Objectives: To test for evidence of statin-mediated effects in patients with castration resistant prostate cancer as post-diagnosis use of statins in patients with prostate cancer is associated with favourable survival outcome. Enhanced tumoral cholesterol uptake can drive castration resistant prostate cancer (CRPC). However, it remains unclear whether these associations result from confounding factors or directly from statin mediated effects. Patients and Methods: The SPECTRE trial was a 6-weeks long proof-of-concept single-arm Phase II treatment trial combining atorvastatin and androgen deprivation therapy in patients with CRPC (regardless of the metastatic status), designed to test for evidence of statin-mediated effects in patients with CRPC. The primary study endpoint was the proportion of patients achieving ≥50% drop from baseline in PSA levels at any time over the 6-week period of atorvastatin medication (PSA response). Exploratory endpoints include PSA velocity and mass spectrometrically identified serum metabolites. Results: At scheduled interim analysis, one of twelve patients experienced a ≥50% drop in PSA levels (primary endpoint), with ≥2 patients satisfying the primary endpoint required for further recruitment. All 12 experienced substantial falls in serum cholesterol levels following statin treatment. While all patients had comparable pre-study PSA velocities, 6 of 12 patients showed decreased PSA velocities following statin treatment, suggestive of disease stablisation.

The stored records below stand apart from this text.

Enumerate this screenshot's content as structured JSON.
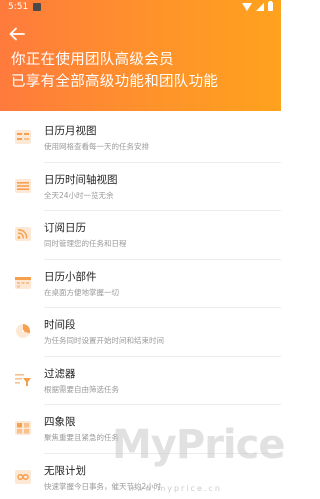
{
  "status_bar": {
    "time": "5:51"
  },
  "header": {
    "title_line1": "你正在使用团队高级会员",
    "title_line2": "已享有全部高级功能和团队功能"
  },
  "features": [
    {
      "label": "日历月视图",
      "desc": "使用网格查看每一天的任务安排",
      "icon": "calendar-month-icon"
    },
    {
      "label": "日历时间轴视图",
      "desc": "全天24小时一览无余",
      "icon": "calendar-timeline-icon"
    },
    {
      "label": "订阅日历",
      "desc": "同时管理您的任务和日程",
      "icon": "rss-subscribe-icon"
    },
    {
      "label": "日历小部件",
      "desc": "在桌面方便地掌握一切",
      "icon": "calendar-widget-icon"
    },
    {
      "label": "时间段",
      "desc": "为任务同时设置开始时间和结束时间",
      "icon": "time-range-icon"
    },
    {
      "label": "过滤器",
      "desc": "根据需要自由筛选任务",
      "icon": "filter-icon"
    },
    {
      "label": "四象限",
      "desc": "聚焦重要且紧急的任务",
      "icon": "quadrant-icon"
    },
    {
      "label": "无限计划",
      "desc": "快速掌握今日事务，催天节约2小时",
      "icon": "unlimited-plan-icon"
    }
  ],
  "watermark": {
    "text": "MyPrice",
    "sub": "www.myprice.cn"
  },
  "colors": {
    "header_start": "#ff7a3d",
    "header_end": "#ffa21d",
    "icon_accent": "#f6a04d"
  }
}
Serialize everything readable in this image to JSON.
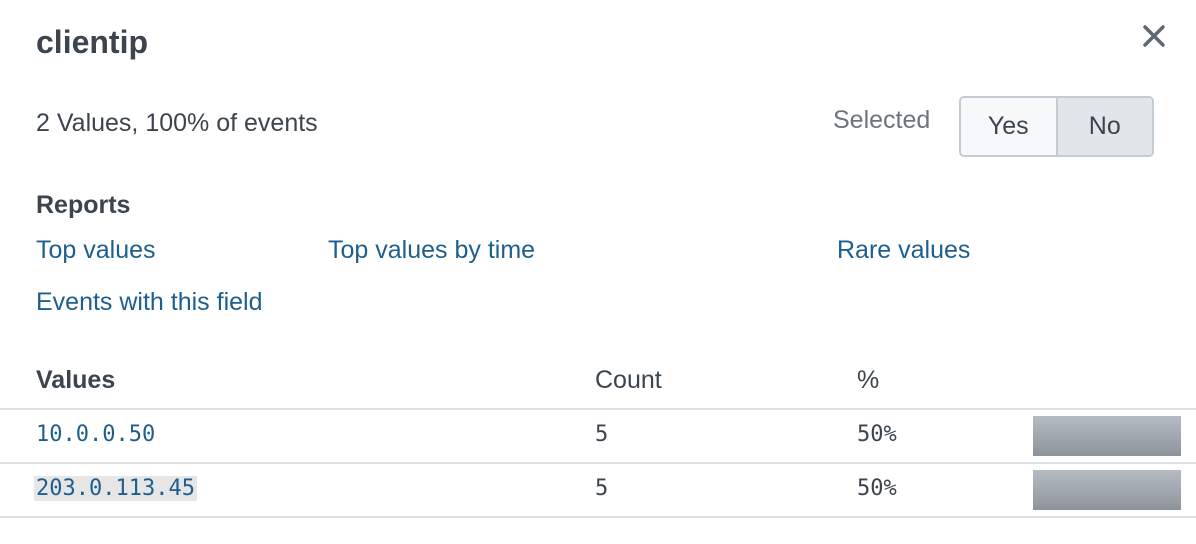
{
  "field": {
    "name": "clientip",
    "summary": "2 Values, 100% of events"
  },
  "selected": {
    "label": "Selected",
    "yes": "Yes",
    "no": "No",
    "value": "No"
  },
  "reports": {
    "heading": "Reports",
    "top_values": "Top values",
    "top_values_by_time": "Top values by time",
    "rare_values": "Rare values",
    "events_with_field": "Events with this field"
  },
  "table": {
    "headers": {
      "values": "Values",
      "count": "Count",
      "percent": "%"
    },
    "rows": [
      {
        "value": "10.0.0.50",
        "count": "5",
        "percent": "50%",
        "fraction": 0.5
      },
      {
        "value": "203.0.113.45",
        "count": "5",
        "percent": "50%",
        "fraction": 0.5
      }
    ]
  },
  "icons": {
    "close": "close-icon"
  },
  "colors": {
    "link": "#1e5f8e",
    "text": "#3c444d",
    "bar": "#9aa1aa"
  }
}
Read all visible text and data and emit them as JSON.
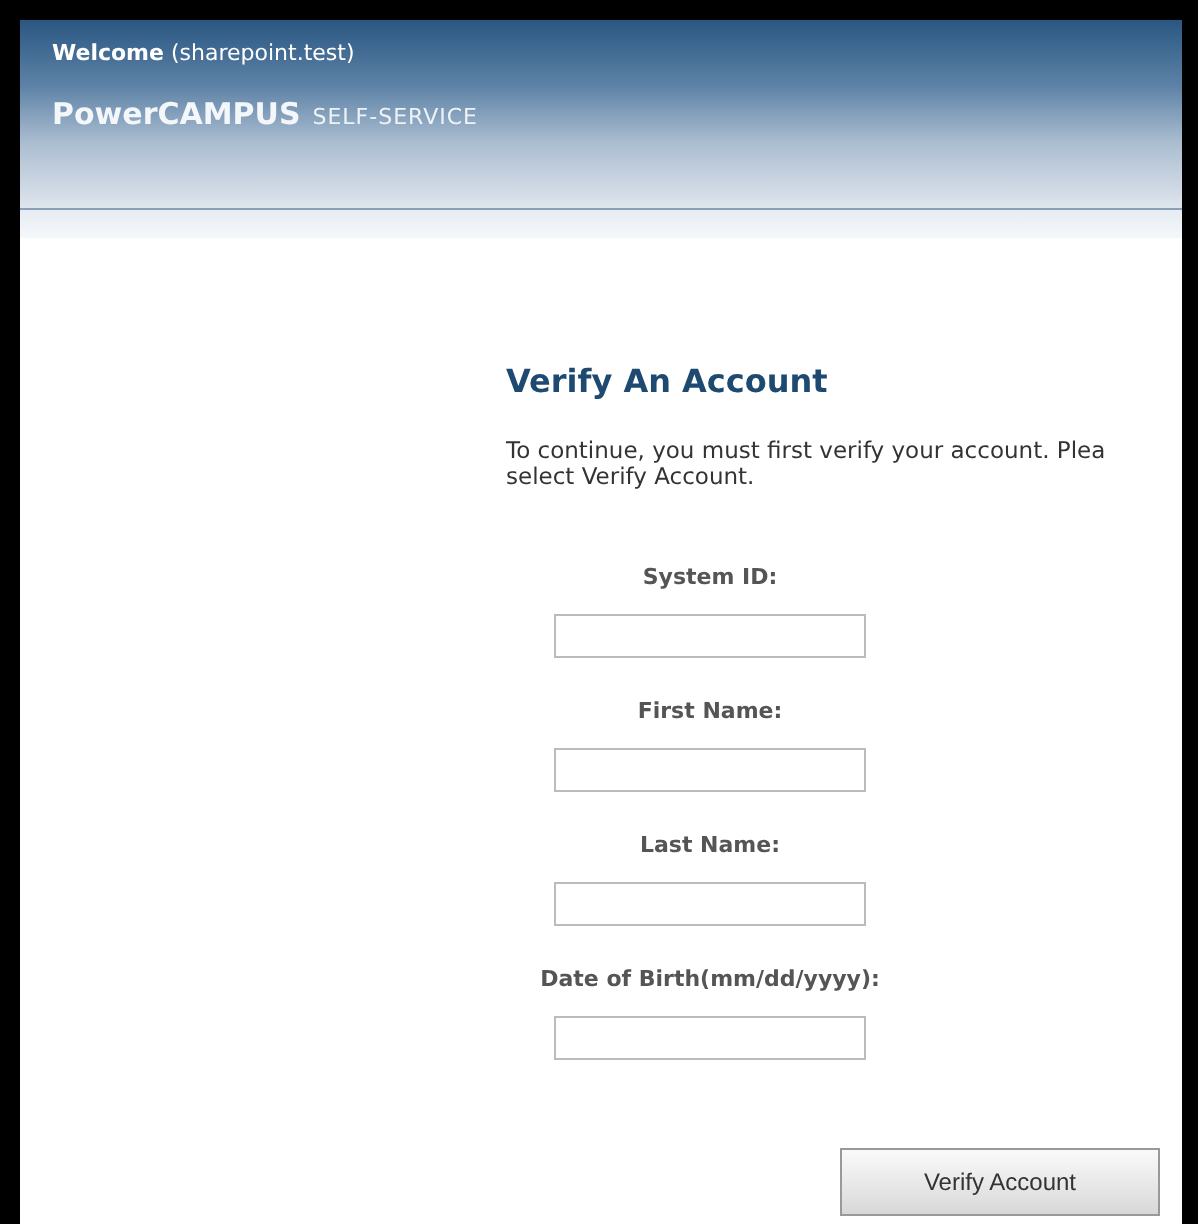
{
  "header": {
    "welcome": "**Welcome** (sharepoint.test)",
    "product": "PowerCAMPUS",
    "product_suffix": "SELF-SERVICE"
  },
  "page": {
    "title": "Verify An Account",
    "lines": [
      "To continue, you must first verify your account. Plea",
      "select Verify Account."
    ]
  },
  "fields": [
    {
      "label": "System ID:"
    },
    {
      "label": "First Name:"
    },
    {
      "label": "Last Name:"
    },
    {
      "label": "Date of Birth(mm/dd/yyyy):"
    }
  ],
  "buttons": [
    "Verify Account"
  ]
}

Unbiased metabolomics analysis on serial weekly blood samples identified tryptophan to be the dominant metabolite associated with patient response to statin. Conclusions: Data from the SPECTRE study provides the first evidence of statin mediated effects on CRPC and early sign of disease stabilisation. Our data also highlights the possibility of altered tryptophan metabolism being associated with tumour response.